In this personal essay, Cherise Morris explores her family’s relationship to—and deep respect for—extreme weather. Morris describes how Black communities have created homes in the most inhospitable places for centuries, and writes about the importance of mutual aid and helping each other in times of climate crisis. It’s a beautiful, ultimately uplifting lyrical essay that’s part of Scalawag’s Salt, Soil, & Supper series on climate justice and the American South.
In the overgrowth of Cypress trees older than humankind, a vast expanse of marshy waters became a mirror. In the morass of swing limbs and undisturbed brush, there was a refuge to be found. The people who found it, the ancestors—familial or collective—who willed their freedom across untamed horizons, were called maroons. While there is no official record or documentation of these free people, history estimates thousands, perhaps tens of thousands, of formerly enslaved Black folks made homes in the Great Dismal Swamp throughout the 18th and 19th centuries.

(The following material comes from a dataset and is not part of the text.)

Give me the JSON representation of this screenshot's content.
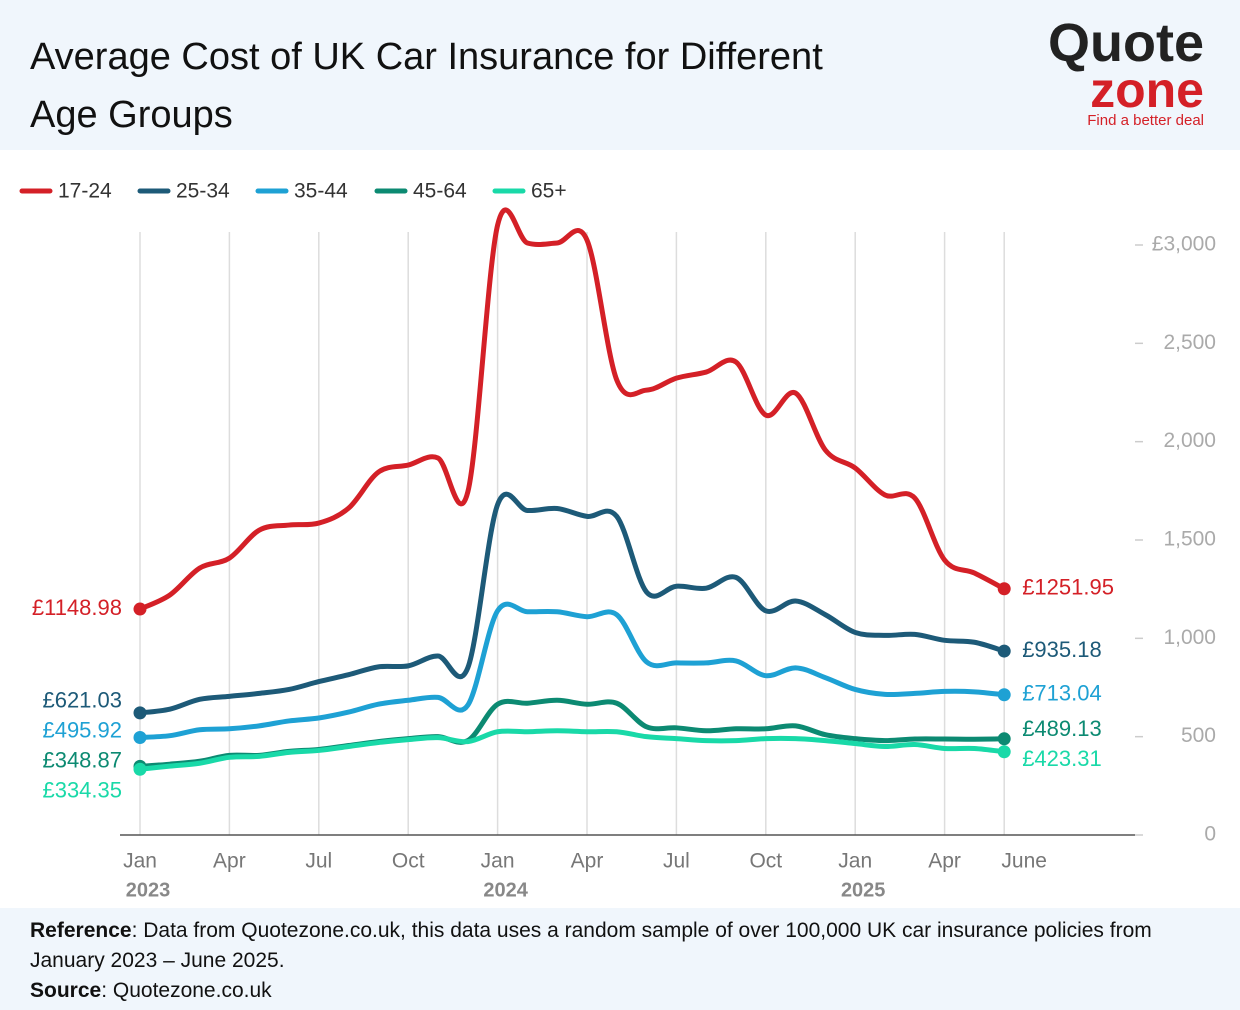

The news cycle after Hurricane Katrina was constant, a 24-hour-loop of rising flood waters, record high temperatures, “looting,” unsubstantiated claims of rape, murder, and lawlessness in the Superdome, where a city and country had abandoned its citizens. New Orleans, a city forged by Blackness, Black people, and Black culture became the epitome of a mythic recklessness. The recklessness born from the wrath of nature, the recklessness cradled by untamable waters, the recklessness bred by Blackness. Blackness, in this biased retelling, was an invasive plant watered by the floods, a plant left overflowing and uncontrollable.
But what the news coverage never showed was the ways Black people, at the nexus of nature’s calamity and systemic disinvestment, came together to care for one another, to look out for their neighbors who were also stranded, to plead for help together, and then, when they realized help wasn’t coming, to become that help themselves.